In 2004, Ah Kee co-founded proppaNOW with Richard Bell, Jennifer Herd and others including Gordon Hookey, Laurie Nilsen, Bianca Beetson, Andrea Fisher and Tony Albert. The Brisbane-based collective was formed in direct response to the marginalisation of urban Aboriginal artists by funding bodies and the wider art industry, which tended to direct attention and resources toward artists from remote communities. Bell had declared in 2002 that Aboriginal art was controlled by white people, a position Ah Kee shared. proppaNOW sought to reassert the presence and validity of urban Indigenous artists in Australian cultural life.

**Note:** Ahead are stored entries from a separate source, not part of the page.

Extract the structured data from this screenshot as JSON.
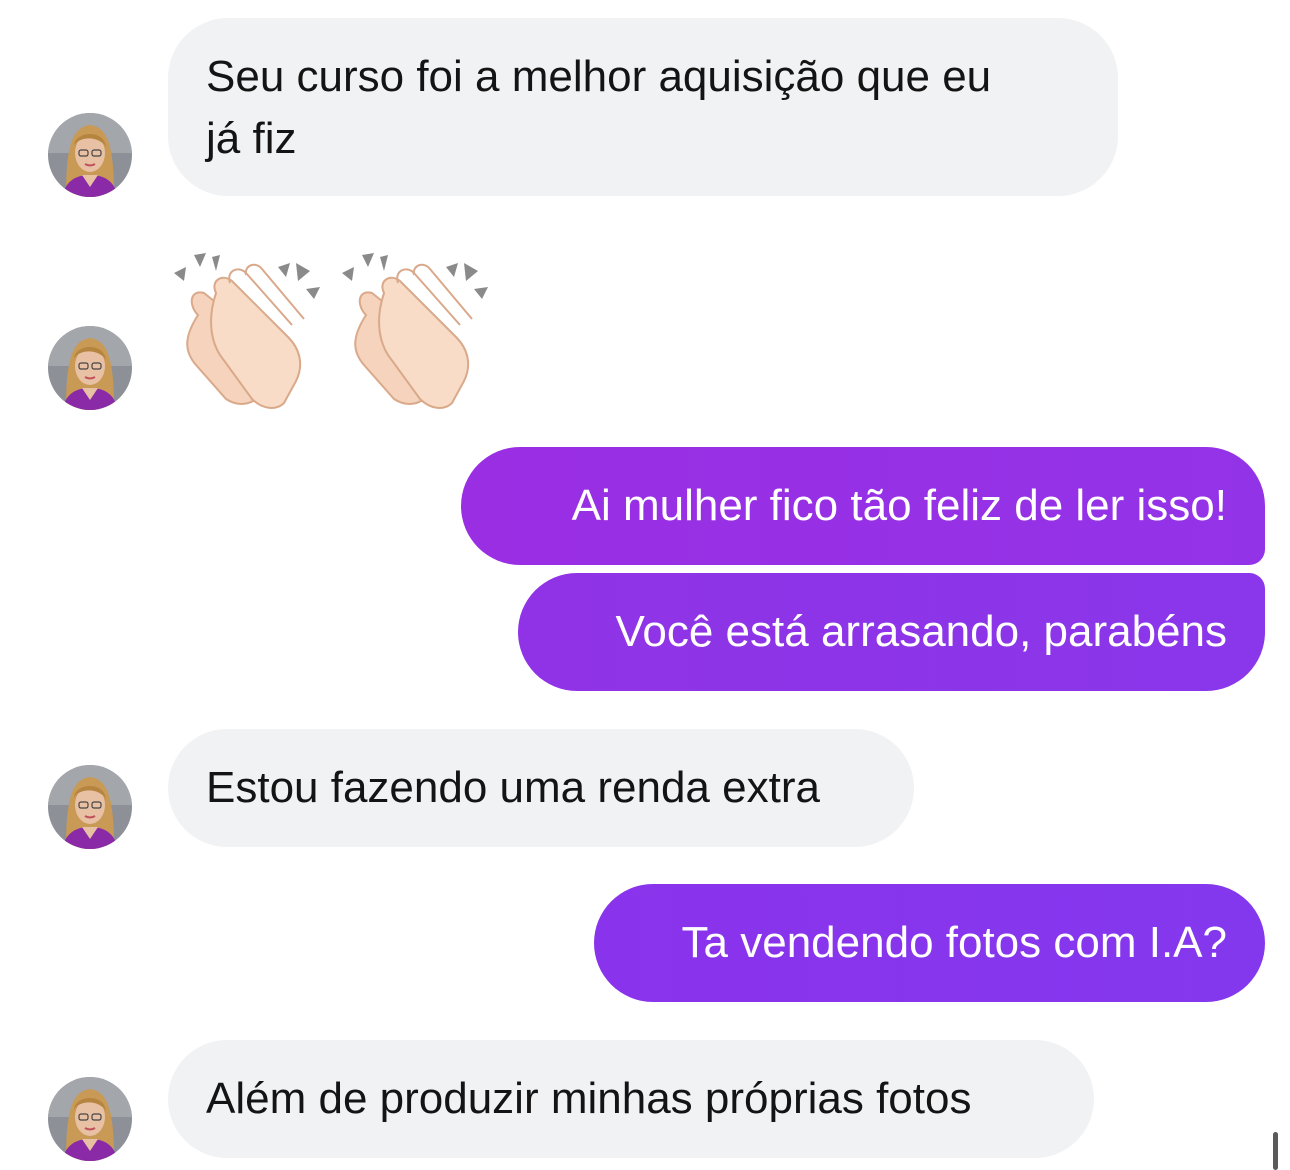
{
  "messages": [
    {
      "side": "incoming",
      "text_line1": "Seu curso foi a melhor aquisição que eu",
      "text_line2": "já fiz"
    },
    {
      "side": "incoming",
      "type": "emoji",
      "emoji": [
        "clapping-hands-icon",
        "clapping-hands-icon"
      ]
    },
    {
      "side": "outgoing",
      "text": "Ai mulher fico tão feliz de ler isso!"
    },
    {
      "side": "outgoing",
      "text": "Você está arrasando, parabéns"
    },
    {
      "side": "incoming",
      "text": "Estou fazendo uma renda extra"
    },
    {
      "side": "outgoing",
      "text": "Ta vendendo fotos com I.A?"
    },
    {
      "side": "incoming",
      "text": "Além de produzir minhas próprias fotos"
    }
  ],
  "colors": {
    "incoming_bubble": "#f1f2f4",
    "outgoing_bubble_start": "#9a2ee3",
    "outgoing_bubble_end": "#8438ee",
    "incoming_text": "#141414",
    "outgoing_text": "#ffffff"
  }
}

Ah Kee's practice spans large-scale drawing, text-based works, video, photography and installation. His large pencil and charcoal portraits of his family and ancestors are among his best-known works, rendered at a scale that demands attention and refuses easy dismissal. His text works use the Universal font and manipulate colonial language to generate secondary meanings: his 2003 work austracism plays on ostracism; becauseitisbitter (2009) appropriates imagery of racial hostility. The series CantChant (2007–09) responded to the Cronulla riots through surfboards carrying Aboriginal imagery. His 2011 work tall man at Gertrude Contemporary, Melbourne, addressed the death of Mulrunji Doomadgee in custody on Palm Island in 2004. He drew Portrait of My Father in 2017 following his father's death in a car accident in 2014, describing it as a labour of love.

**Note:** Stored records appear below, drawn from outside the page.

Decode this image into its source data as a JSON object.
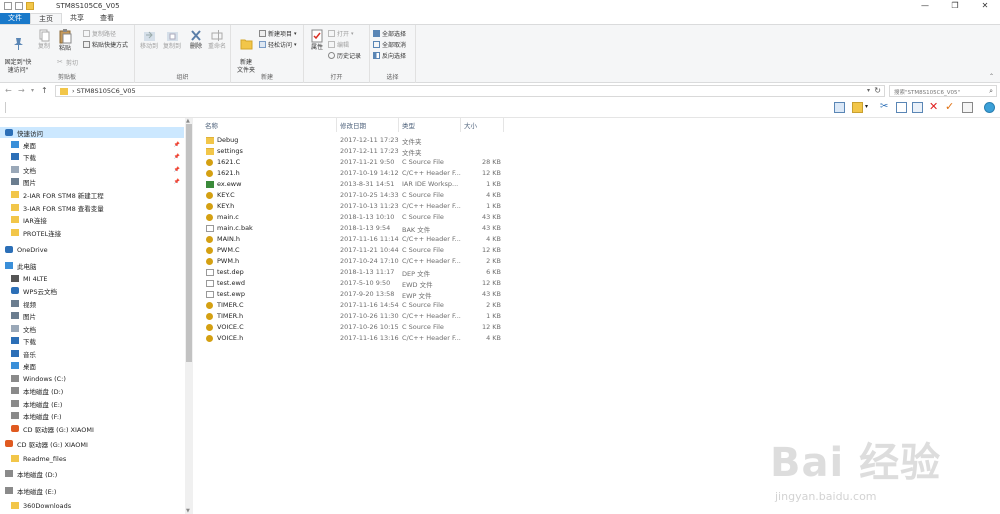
{
  "window": {
    "title": "STM8S105C6_V05",
    "controls": [
      "—",
      "❐",
      "✕"
    ]
  },
  "tabs": [
    "文件",
    "主页",
    "共享",
    "查看"
  ],
  "ribbon": {
    "clipboard": {
      "label": "剪贴板",
      "pin": "固定到\"快\n速访问\"",
      "copy": "复制",
      "paste": "粘贴",
      "copy_path": "复制路径",
      "paste_shortcut": "粘贴快捷方式",
      "cut": "剪切"
    },
    "organize": {
      "label": "组织",
      "move_to": "移动到",
      "copy_to": "复制到",
      "delete": "删除",
      "rename": "重命名"
    },
    "new": {
      "label": "新建",
      "new_folder": "新建\n文件夹",
      "new_item": "新建项目",
      "easy_access": "轻松访问"
    },
    "open": {
      "label": "打开",
      "properties": "属性",
      "open": "打开",
      "edit": "编辑",
      "history": "历史记录"
    },
    "select": {
      "label": "选择",
      "select_all": "全部选择",
      "select_none": "全部取消",
      "invert": "反向选择"
    }
  },
  "address": {
    "path": "STM8S105C6_V05",
    "search_placeholder": "搜索\"STM8S105C6_V05\""
  },
  "nav": {
    "items": [
      {
        "label": "快速访问",
        "icon": "star-icon",
        "selected": true
      },
      {
        "label": "桌面",
        "icon": "desktop-icon",
        "pinned": true
      },
      {
        "label": "下载",
        "icon": "download-icon",
        "pinned": true
      },
      {
        "label": "文档",
        "icon": "document-icon",
        "pinned": true
      },
      {
        "label": "图片",
        "icon": "picture-icon",
        "pinned": true
      },
      {
        "label": "2-IAR FOR STM8 新建工程",
        "icon": "folder-icon"
      },
      {
        "label": "3-IAR FOR STM8 查看变量",
        "icon": "folder-icon"
      },
      {
        "label": "IAR连接",
        "icon": "folder-icon"
      },
      {
        "label": "PROTEL连接",
        "icon": "folder-icon"
      },
      {
        "label": "OneDrive",
        "icon": "cloud-icon"
      },
      {
        "label": "此电脑",
        "icon": "computer-icon"
      },
      {
        "label": "MI 4LTE",
        "icon": "phone-icon"
      },
      {
        "label": "WPS云文档",
        "icon": "cloud-icon"
      },
      {
        "label": "视频",
        "icon": "video-icon"
      },
      {
        "label": "图片",
        "icon": "picture-icon"
      },
      {
        "label": "文档",
        "icon": "document-icon"
      },
      {
        "label": "下载",
        "icon": "download-icon"
      },
      {
        "label": "音乐",
        "icon": "music-icon"
      },
      {
        "label": "桌面",
        "icon": "desktop-icon"
      },
      {
        "label": "Windows (C:)",
        "icon": "drive-icon"
      },
      {
        "label": "本地磁盘 (D:)",
        "icon": "drive-icon"
      },
      {
        "label": "本地磁盘 (E:)",
        "icon": "drive-icon"
      },
      {
        "label": "本地磁盘 (F:)",
        "icon": "drive-icon"
      },
      {
        "label": "CD 驱动器 (G:) XIAOMI",
        "icon": "cd-icon"
      },
      {
        "label": "CD 驱动器 (G:) XIAOMI",
        "icon": "cd-icon"
      },
      {
        "label": "Readme_files",
        "icon": "folder-icon"
      },
      {
        "label": "本地磁盘 (D:)",
        "icon": "drive-icon"
      },
      {
        "label": "本地磁盘 (E:)",
        "icon": "drive-icon"
      },
      {
        "label": "360Downloads",
        "icon": "folder-icon"
      }
    ]
  },
  "list": {
    "headers": {
      "name": "名称",
      "date": "修改日期",
      "type": "类型",
      "size": "大小"
    },
    "files": [
      {
        "name": "Debug",
        "date": "2017-12-11 17:23",
        "type": "文件夹",
        "size": "",
        "icon": "folder"
      },
      {
        "name": "settings",
        "date": "2017-12-11 17:23",
        "type": "文件夹",
        "size": "",
        "icon": "folder"
      },
      {
        "name": "1621.C",
        "date": "2017-11-21 9:50",
        "type": "C Source File",
        "size": "28 KB",
        "icon": "c"
      },
      {
        "name": "1621.h",
        "date": "2017-10-19 14:12",
        "type": "C/C++ Header F...",
        "size": "12 KB",
        "icon": "h"
      },
      {
        "name": "ex.eww",
        "date": "2013-8-31 14:51",
        "type": "IAR IDE Worksp...",
        "size": "1 KB",
        "icon": "iar"
      },
      {
        "name": "KEY.C",
        "date": "2017-10-25 14:33",
        "type": "C Source File",
        "size": "4 KB",
        "icon": "c"
      },
      {
        "name": "KEY.h",
        "date": "2017-10-13 11:23",
        "type": "C/C++ Header F...",
        "size": "1 KB",
        "icon": "h"
      },
      {
        "name": "main.c",
        "date": "2018-1-13 10:10",
        "type": "C Source File",
        "size": "43 KB",
        "icon": "c"
      },
      {
        "name": "main.c.bak",
        "date": "2018-1-13 9:54",
        "type": "BAK 文件",
        "size": "43 KB",
        "icon": "doc"
      },
      {
        "name": "MAIN.h",
        "date": "2017-11-16 11:14",
        "type": "C/C++ Header F...",
        "size": "4 KB",
        "icon": "h"
      },
      {
        "name": "PWM.C",
        "date": "2017-11-21 10:44",
        "type": "C Source File",
        "size": "12 KB",
        "icon": "c"
      },
      {
        "name": "PWM.h",
        "date": "2017-10-24 17:10",
        "type": "C/C++ Header F...",
        "size": "2 KB",
        "icon": "h"
      },
      {
        "name": "test.dep",
        "date": "2018-1-13 11:17",
        "type": "DEP 文件",
        "size": "6 KB",
        "icon": "doc"
      },
      {
        "name": "test.ewd",
        "date": "2017-5-10 9:50",
        "type": "EWD 文件",
        "size": "12 KB",
        "icon": "doc"
      },
      {
        "name": "test.ewp",
        "date": "2017-9-20 13:58",
        "type": "EWP 文件",
        "size": "43 KB",
        "icon": "doc"
      },
      {
        "name": "TIMER.C",
        "date": "2017-11-16 14:54",
        "type": "C Source File",
        "size": "2 KB",
        "icon": "c"
      },
      {
        "name": "TIMER.h",
        "date": "2017-10-26 11:30",
        "type": "C/C++ Header F...",
        "size": "1 KB",
        "icon": "h"
      },
      {
        "name": "VOICE.C",
        "date": "2017-10-26 10:15",
        "type": "C Source File",
        "size": "12 KB",
        "icon": "c"
      },
      {
        "name": "VOICE.h",
        "date": "2017-11-16 13:16",
        "type": "C/C++ Header F...",
        "size": "4 KB",
        "icon": "h"
      }
    ]
  },
  "watermark": {
    "main": "Bai 经验",
    "sub": "jingyan.baidu.com"
  },
  "colors": {
    "accent": "#1979ca",
    "selected": "#cce8ff",
    "folder": "#f2c649"
  }
}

He represented Australia at the 53rd Venice Biennale in 2009 as part of Once Removed, and was the subject of the ABC Arts documentary Not A Willing Participant (2010) which followed that exhibition. He also participated in the 2015 Istanbul Biennial, the 2008 Biennale of Sydney, Figuring Landscapes at Tate Modern London in 2008, and both the 1st and 2nd National Indigenous Art Triennials at the National Gallery of Australia. The first major publication on his work, borninthisskin, was published in 2009. In 2011 he co-founded Iscariot Media with Leesa Watego, advising Indigenous arts practitioners on developing their practice.
His work is held in the collections of the National Gallery of Australia, the National Gallery of Victoria, the Art Gallery of New South Wales, the Art Gallery of Western Australia, the Museum of Contemporary Art Sydney, the Museum of Old and New Art, the National Gallery of Canada, and the Hood Museum of Art in the United States.